Homem é condenado a mais de 31 anos de prisão por matar enfermeira com 38 facadas em Fortaleza

A Justiça impôs a pena de 31 anos e 3 meses de prisão a Matheus Anthony Lima Martins Queiroz, de 27 anos, pelo feminicídio da enfermeira Clarissa Costa Gomes, de 31 anos, assassinada em 9 de julho de 2025, no bairro Jardim Cearense, em Fortaleza.

A condenação foi definida, nesta terça-feira (14), pelo Conselho de Sentença da 2ª Vara do Júri da Comarca de Fortaleza, que acolheu integralmente a denúncia do Ministério Público do Estado do Ceará (MPCE), reconhecendo as qualificadoras de meio cruel e recurso que impossibilitou a defesa da vítima. Além da pena de reclusão, o réu foi condenado a pagar R$ 40,5 mil de indenização por danos morais à família de Clarissa.

Os jurados acolheram integralmente a denúncia apresentada pelo Ministério Público do Estado do Ceará (MPCE), que acusou o réu de feminicídio qualificado por meio cruel e por recurso que impossibilitou a defesa da vítima.

O julgamento havia começado na segunda-feira (13), mas precisou ser interrompido após o acusado passar mal no plenário. Segundo informações do processo, ele sofreu uma convulsão e bateu a cabeça, sendo levado a um hospital. Após atendimento médico e constatação de que não havia comprometimento de sua saúde, retornou ao Fórum Clóvis Beviláqua para a continuidade do júri.

Durante o interrogatório, Matheus confessou o crime e afirmou estar arrependido. Segundo seu relato, matou a namorada por medo de que ela encerrasse o relacionamento. De acordo com o acusado, o casal discutia porque Clarissa cobrava uma postura mais ativa dele em relação ao futuro profissional.

PERDA DE CONTROLE

O réu alegou que não havia planejado o assassinato e disse ter perdido o controle quando a vítima permaneceu em silêncio durante a discussão.

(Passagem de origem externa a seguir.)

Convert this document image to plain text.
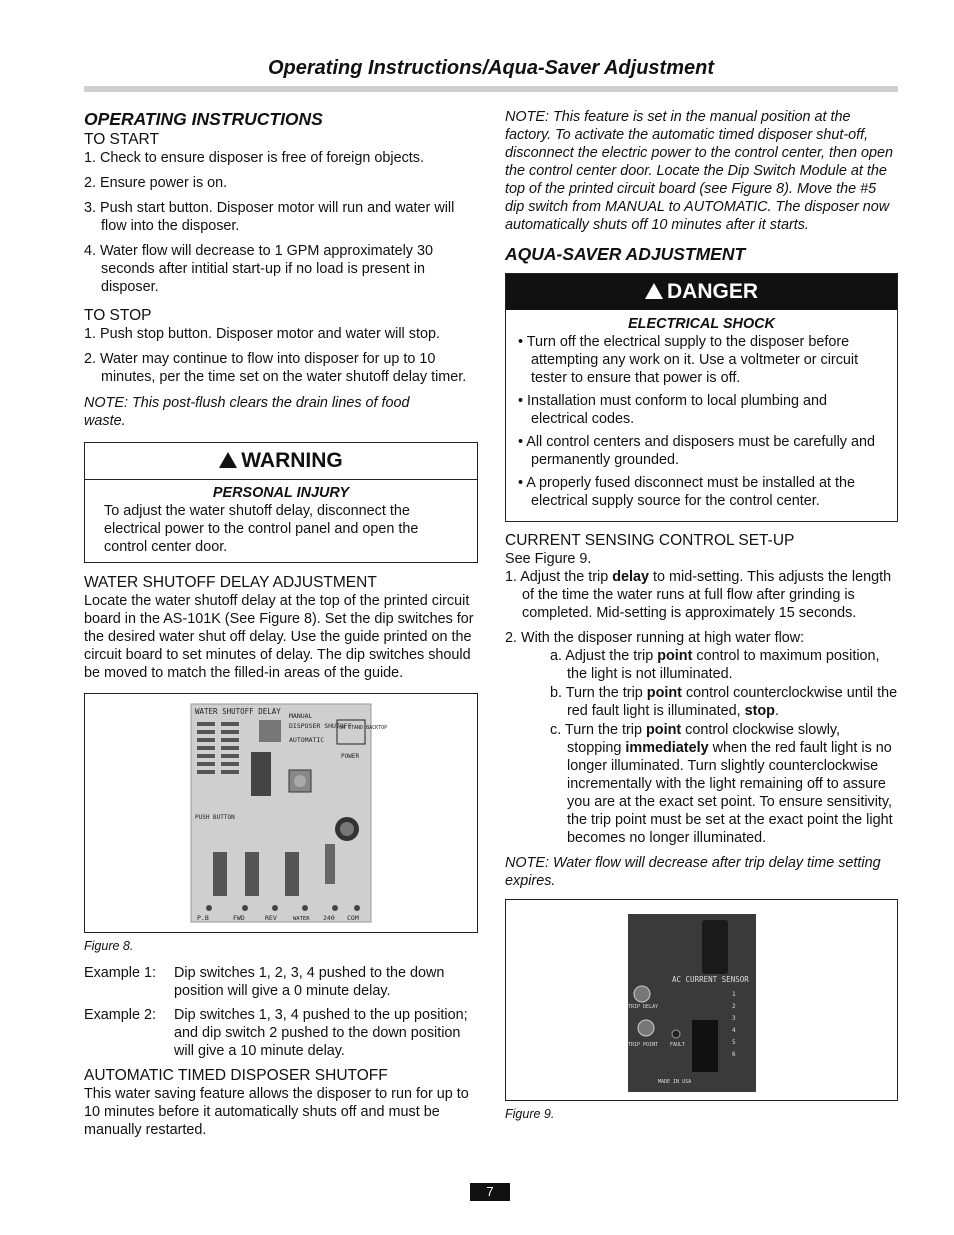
Operating Instructions/Aqua-Saver Adjustment
OPERATING INSTRUCTIONS
TO START
1. Check to ensure disposer is free of foreign objects.
2. Ensure power is on.
3. Push start button. Disposer motor will run and water will flow into the disposer.
4. Water flow will decrease to 1 GPM approximately 30 seconds after intitial start-up if no load is present in disposer.
TO STOP
1. Push stop button. Disposer motor and water will stop.
2. Water may continue to flow into disposer for up to 10 minutes, per the time set on the water shutoff delay timer.
NOTE: This post-flush clears the drain lines of food waste.
WARNING
PERSONAL INJURY
To adjust the water shutoff delay, disconnect the electrical power to the control panel and open the control center door.
WATER SHUTOFF DELAY ADJUSTMENT
Locate the water shutoff delay at the top of the printed circuit board in the AS-101K (See Figure 8). Set the dip switches for the desired water shut off delay. Use the guide printed on the circuit board to set minutes of delay. The dip switches should be moved to match the filled-in areas of the guide.
WATER SHUTOFF DELAY MANUAL
DISPOSER SHUTOFF
AUTOMATIC
ON STAND BACKTOP
POWER
PUSH BUTTON
P.B	FWD	REV	WATER 240 COM
Figure 8.
Example 1:	Dip switches 1, 2, 3, 4 pushed to the down position will give a 0 minute delay.
Example 2:	Dip switches 1, 3, 4 pushed to the up position; and dip switch 2 pushed to the down position will give a 10 minute delay.
AUTOMATIC TIMED DISPOSER SHUTOFF
This water saving feature allows the disposer to run for up to 10 minutes before it automatically shuts off and must be manually restarted.
NOTE: This feature is set in the manual position at the factory. To activate the automatic timed disposer shut-off, disconnect the electric power to the control center, then open the control center door. Locate the Dip Switch Module at the top of the printed circuit board (see Figure 8). Move the #5 dip switch from MANUAL to AUTOMATIC. The disposer now automatically shuts off 10 minutes after it starts.
AQUA-SAVER ADJUSTMENT
DANGER
ELECTRICAL SHOCK
• Turn off the electrical supply to the disposer before attempting any work on it. Use a voltmeter or circuit tester to ensure that power is off.
• Installation must conform to local plumbing and electrical codes.
• All control centers and disposers must be carefully and permanently grounded.
• A properly fused disconnect must be installed at the electrical supply source for the control center.
CURRENT SENSING CONTROL SET-UP
See Figure 9.
1. Adjust the trip delay to mid-setting. This adjusts the length of the time the water runs at full flow after grinding is completed. Mid-setting is approximately 15 seconds.
2. With the disposer running at high water flow:
a. Adjust the trip point control to maximum position, the light is not illuminated.
b. Turn the trip point control counterclockwise until the red fault light is illuminated, stop.
c. Turn the trip point control clockwise slowly, stopping immediately when the red fault light is no longer illuminated. Turn slightly counterclockwise incrementally with the light remaining off to assure you are at the exact set point. To ensure sensitivity, the trip point must be set at the exact point the light becomes no longer illuminated.
NOTE: Water flow will decrease after trip delay time setting expires.
AC CURRENT SENSOR
TRIP DELAY
TRIP POINT FAULT
1
2
3
4
5
6
MADE IN USA
Figure 9.
7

“Ela ficou calada, eu fiquei enfurecido e aconteceu”, afirmou em plenário. “Me arrependo muito. Espero que ela esteja ao lado do Senhor. Foi muito horrível o que eu fiz”, acrescentou.

Durante o julgamento, uma testemunha relatou que Clarissa frequentemente reclamava da falta de iniciativa do namorado, afirmando que ele tinha “preguiça” de trabalhar.

A promotoria destacou a extrema violência empregada no crime. O laudo da Perícia Forense apontou que a enfermeira sofreu 38 perfurações provocadas por faca, além de apresentar marcas de espancamento e lesões na cabeça.

IMAGENS DE CÂMERAS

Como parte das provas, o Ministério Público exibiu imagens de câmeras de segurança que mostram Matheus chegando à residência da vítima por volta das 11 horas e deixando o local aproximadamente às 15 horas, carregando uma mochila.

Familiares do réu afirmaram em depoimento que ele enfrentava quadros de depressão e ansiedade desde a adolescência e relataram episódios de violência doméstica praticados pelo pai contra ele e sua mãe. A defesa utilizou essas informações durante o julgamento, mas os jurados reconheceram a responsabilidade criminal do acusado e o condenaram pelas qualificadoras apresentadas pelo Ministério Público.